My Friend the Medium, Installment 5



While blogging about Mary, the medium I once knew, I’ve been thinking that those of us who want to believe in what mediums claim to do are those that want additional proof of life after death to undergird faith that has been developed through religion.

Mary consistently situated her mediumistic abilities within her Catholic upbringing; for example, she said the guardian angels her parents had told her about were the spiritual guides that spoke through her.

I asked Mary in what way she “heard” the spiritual guides. She said she meditated so as to clear her mind. Whenever an idea began to take form, that idea did not originate with her but from a guide outside her.
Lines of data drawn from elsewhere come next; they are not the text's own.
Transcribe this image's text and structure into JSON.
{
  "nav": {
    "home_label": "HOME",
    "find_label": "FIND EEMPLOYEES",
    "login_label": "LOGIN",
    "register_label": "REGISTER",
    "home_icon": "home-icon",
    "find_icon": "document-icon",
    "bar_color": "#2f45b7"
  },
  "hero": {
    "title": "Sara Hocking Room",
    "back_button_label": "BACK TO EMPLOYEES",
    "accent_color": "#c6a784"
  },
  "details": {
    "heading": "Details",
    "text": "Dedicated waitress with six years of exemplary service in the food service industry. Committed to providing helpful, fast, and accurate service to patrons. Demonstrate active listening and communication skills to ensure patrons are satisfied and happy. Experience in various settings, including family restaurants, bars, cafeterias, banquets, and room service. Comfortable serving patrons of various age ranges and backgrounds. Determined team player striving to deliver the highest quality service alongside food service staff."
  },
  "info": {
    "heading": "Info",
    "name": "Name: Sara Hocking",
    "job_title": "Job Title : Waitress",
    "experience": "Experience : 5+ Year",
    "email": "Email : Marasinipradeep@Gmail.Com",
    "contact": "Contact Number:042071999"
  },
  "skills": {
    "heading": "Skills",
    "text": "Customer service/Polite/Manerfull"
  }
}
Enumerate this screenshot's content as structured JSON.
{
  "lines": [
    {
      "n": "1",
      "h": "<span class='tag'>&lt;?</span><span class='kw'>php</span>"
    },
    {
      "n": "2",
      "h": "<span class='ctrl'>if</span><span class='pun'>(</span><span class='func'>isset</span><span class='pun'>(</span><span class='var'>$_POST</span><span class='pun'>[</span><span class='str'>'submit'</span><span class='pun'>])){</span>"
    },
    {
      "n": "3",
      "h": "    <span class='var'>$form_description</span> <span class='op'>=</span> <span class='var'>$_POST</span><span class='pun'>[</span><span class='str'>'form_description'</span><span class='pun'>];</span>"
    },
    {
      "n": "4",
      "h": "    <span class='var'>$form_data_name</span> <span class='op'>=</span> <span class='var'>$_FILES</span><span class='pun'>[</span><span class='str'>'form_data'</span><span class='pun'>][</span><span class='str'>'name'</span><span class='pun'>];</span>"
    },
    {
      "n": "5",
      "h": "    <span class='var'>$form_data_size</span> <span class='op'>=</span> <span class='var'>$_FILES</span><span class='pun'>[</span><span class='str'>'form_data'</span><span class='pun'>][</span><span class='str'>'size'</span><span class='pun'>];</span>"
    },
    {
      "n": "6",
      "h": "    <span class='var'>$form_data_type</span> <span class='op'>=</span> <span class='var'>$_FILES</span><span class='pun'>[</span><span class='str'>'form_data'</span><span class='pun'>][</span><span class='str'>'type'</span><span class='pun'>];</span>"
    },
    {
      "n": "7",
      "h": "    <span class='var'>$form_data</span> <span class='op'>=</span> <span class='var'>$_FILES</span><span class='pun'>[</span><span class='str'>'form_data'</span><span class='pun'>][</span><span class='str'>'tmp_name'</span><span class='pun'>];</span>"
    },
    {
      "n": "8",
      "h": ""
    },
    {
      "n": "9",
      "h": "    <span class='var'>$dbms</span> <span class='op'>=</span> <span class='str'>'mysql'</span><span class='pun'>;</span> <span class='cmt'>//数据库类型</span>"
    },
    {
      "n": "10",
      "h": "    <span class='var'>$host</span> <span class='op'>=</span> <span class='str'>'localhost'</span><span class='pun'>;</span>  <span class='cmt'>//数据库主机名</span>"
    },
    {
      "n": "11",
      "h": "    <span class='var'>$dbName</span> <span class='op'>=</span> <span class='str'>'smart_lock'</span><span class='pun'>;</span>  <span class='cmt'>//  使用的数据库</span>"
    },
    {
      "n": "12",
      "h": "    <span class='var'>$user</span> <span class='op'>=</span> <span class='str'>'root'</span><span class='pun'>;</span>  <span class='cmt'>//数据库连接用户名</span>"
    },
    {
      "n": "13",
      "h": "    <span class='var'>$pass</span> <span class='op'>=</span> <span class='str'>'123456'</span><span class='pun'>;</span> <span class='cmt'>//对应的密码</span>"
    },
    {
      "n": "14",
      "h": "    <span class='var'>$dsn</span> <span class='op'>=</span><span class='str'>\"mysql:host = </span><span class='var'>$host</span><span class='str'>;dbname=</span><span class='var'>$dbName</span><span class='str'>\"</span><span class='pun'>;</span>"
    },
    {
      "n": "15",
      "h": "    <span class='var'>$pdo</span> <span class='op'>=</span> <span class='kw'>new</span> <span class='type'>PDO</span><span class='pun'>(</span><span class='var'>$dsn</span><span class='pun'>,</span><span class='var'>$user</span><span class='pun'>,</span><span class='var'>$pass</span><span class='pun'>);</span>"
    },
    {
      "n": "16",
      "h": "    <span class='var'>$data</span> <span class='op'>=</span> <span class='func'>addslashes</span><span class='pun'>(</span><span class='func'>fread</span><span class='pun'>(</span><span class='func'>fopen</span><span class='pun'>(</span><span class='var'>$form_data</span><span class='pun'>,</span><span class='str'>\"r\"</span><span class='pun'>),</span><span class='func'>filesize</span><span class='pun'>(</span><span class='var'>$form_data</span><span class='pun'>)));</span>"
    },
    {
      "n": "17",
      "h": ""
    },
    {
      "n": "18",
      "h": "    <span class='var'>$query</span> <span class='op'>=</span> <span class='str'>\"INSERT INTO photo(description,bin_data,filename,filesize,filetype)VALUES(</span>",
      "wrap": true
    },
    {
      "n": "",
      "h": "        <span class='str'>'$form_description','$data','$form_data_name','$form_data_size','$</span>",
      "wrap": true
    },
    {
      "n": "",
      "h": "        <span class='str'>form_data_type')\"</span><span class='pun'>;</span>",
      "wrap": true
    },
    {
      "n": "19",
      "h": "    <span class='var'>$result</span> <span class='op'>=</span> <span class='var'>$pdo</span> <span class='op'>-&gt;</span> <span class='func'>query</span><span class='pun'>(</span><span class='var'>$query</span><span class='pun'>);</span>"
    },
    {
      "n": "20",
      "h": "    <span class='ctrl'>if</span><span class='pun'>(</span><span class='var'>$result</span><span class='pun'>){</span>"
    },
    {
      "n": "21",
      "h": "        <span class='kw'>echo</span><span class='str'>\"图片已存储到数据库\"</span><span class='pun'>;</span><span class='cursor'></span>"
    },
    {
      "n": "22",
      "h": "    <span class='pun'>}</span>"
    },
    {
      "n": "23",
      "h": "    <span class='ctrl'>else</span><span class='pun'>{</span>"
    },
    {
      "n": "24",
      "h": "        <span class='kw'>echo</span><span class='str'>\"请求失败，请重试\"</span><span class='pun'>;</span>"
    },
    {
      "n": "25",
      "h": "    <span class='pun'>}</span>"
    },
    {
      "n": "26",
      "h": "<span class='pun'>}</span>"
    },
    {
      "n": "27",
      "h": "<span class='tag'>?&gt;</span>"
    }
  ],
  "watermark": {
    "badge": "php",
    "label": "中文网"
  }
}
Over the years that I knew Mary, I was gradually becoming skeptical of whether her readings were from guides. I suppose I have a proclivity toward scientific thinking, which demands incontrovertible proof, even though I have enjoyed a long career in arts and literature, fields so expansive as to entertain speculation beyond scientific evidence.

My skepticism persisting, I began to consider that Mary might be a counselor unusually adept but not a conduit for voices from beyond the grave. I know she helped the customers that came to her for readings. She offered them advice that benefited them. Often, her readings began by contacting FGH, Mary’s master guide, but ended with lengthy conversations about the clients’ specific difficulties and solutions to those problems.

Mary developed quite a list of customers, most of them earnest people who visited her regularly. She was a positive influence in their lives.

The year after Mary and I enjoyed Quebec City, we decided to take a vacation in Omaha, where Mary’s husband had died unexpectedly and where her financial troubles had begun. In May, we set out for Nebraska. We had a lovely time along the way. I remember one spectacular sunrise in Iowa City after pre-dawn showers that made the world look fresh and new.

Arriving in Omaha, we drove past the suburban house where Mary and her husband had lived. I could tell that Mary felt ill at ease in the location. We rang the doorbell, and the owner graciously permitted us to step into the living room where Mary and her friends in Omaha had regularly gathered to discuss books and to share spiritual concepts. Even though Mary spoke in sunny terms about her time in that house, I could tell she was reliving the sadness of the sudden loss of her husband not long after they had moved there.

While we were in Omaha, Mary and I delighted in long visits with two of her closest friends. They were women very different from one another but alike in their high regard for Mary. One had been a stewardess in the early years of jetliners; she was a stately woman who carried herself with the grace of a model. The other was a housewife who loved to cook; wherever she was, she inspired a sense of comfort. The group talked about the past but also about more recent spiritual investigations. I listened intently. Both of Mary’s friends said how greatly she was missed, and I developed the impression that Mary had been the adviser to whom the others had turned.

When we came back home from our journey to Nebraska, Mary and I were tired but elated from having experienced uplifting conversations. All the same, I sensed that our world had no intention of remaining pleasant.

The summer flew by, and Mary and I were ready to begin another fall semester. Every evening of the week before the first day of classes, thunderstorms roared. The lightning was fierce.

My Drawing of the Lightning
Mary and I had come up with the idea to market recordings of her talking extemporaneously about spiritual concepts. I served as the interviewer. We had doubts about the success of our venture because we lacked professional equipment. Using an inexpensive cassette recorder, we were trying to do in the dining room of my rented house what needed to be done in a studio. Each evening that we met to record, the thunder crashed and rumbled so loudly that our tapes were not the best.

At dusk on the day when Mary taught her first university class, she was to stop by my home for another recording session. On cue, the thunderstorms appeared. I walked through my darkened house while waiting for Mary’s car to pull into the driveway. The lightning was especially frequent, and the thunder was particularly powerful. After Mary was more than an hour late, I began to worry. I rang and rang her telephone number, but there was no answer. After another hour had elapsed, I drove to her apartment to see what was keeping her. I parked near her car. I knocked on her door. No answer. Using a key that she had given me, I let myself into her entryway. Lightning was still flashing on the horizon. I called Mary’s name. I walked through her rooms. I found her sitting upright on the edge of her bed. I said, “Mary, what’s the matter?” She did not reply. I reached my arms around her to shake her, and the skin on her arms was cold. I jumped back in shock.

I ran to her phone to call 911. Soon the paramedics arrived. They said that Mary had died at about the time that she was supposed to drive to my home. In the palm of her hand was a pill prescribed for her heart.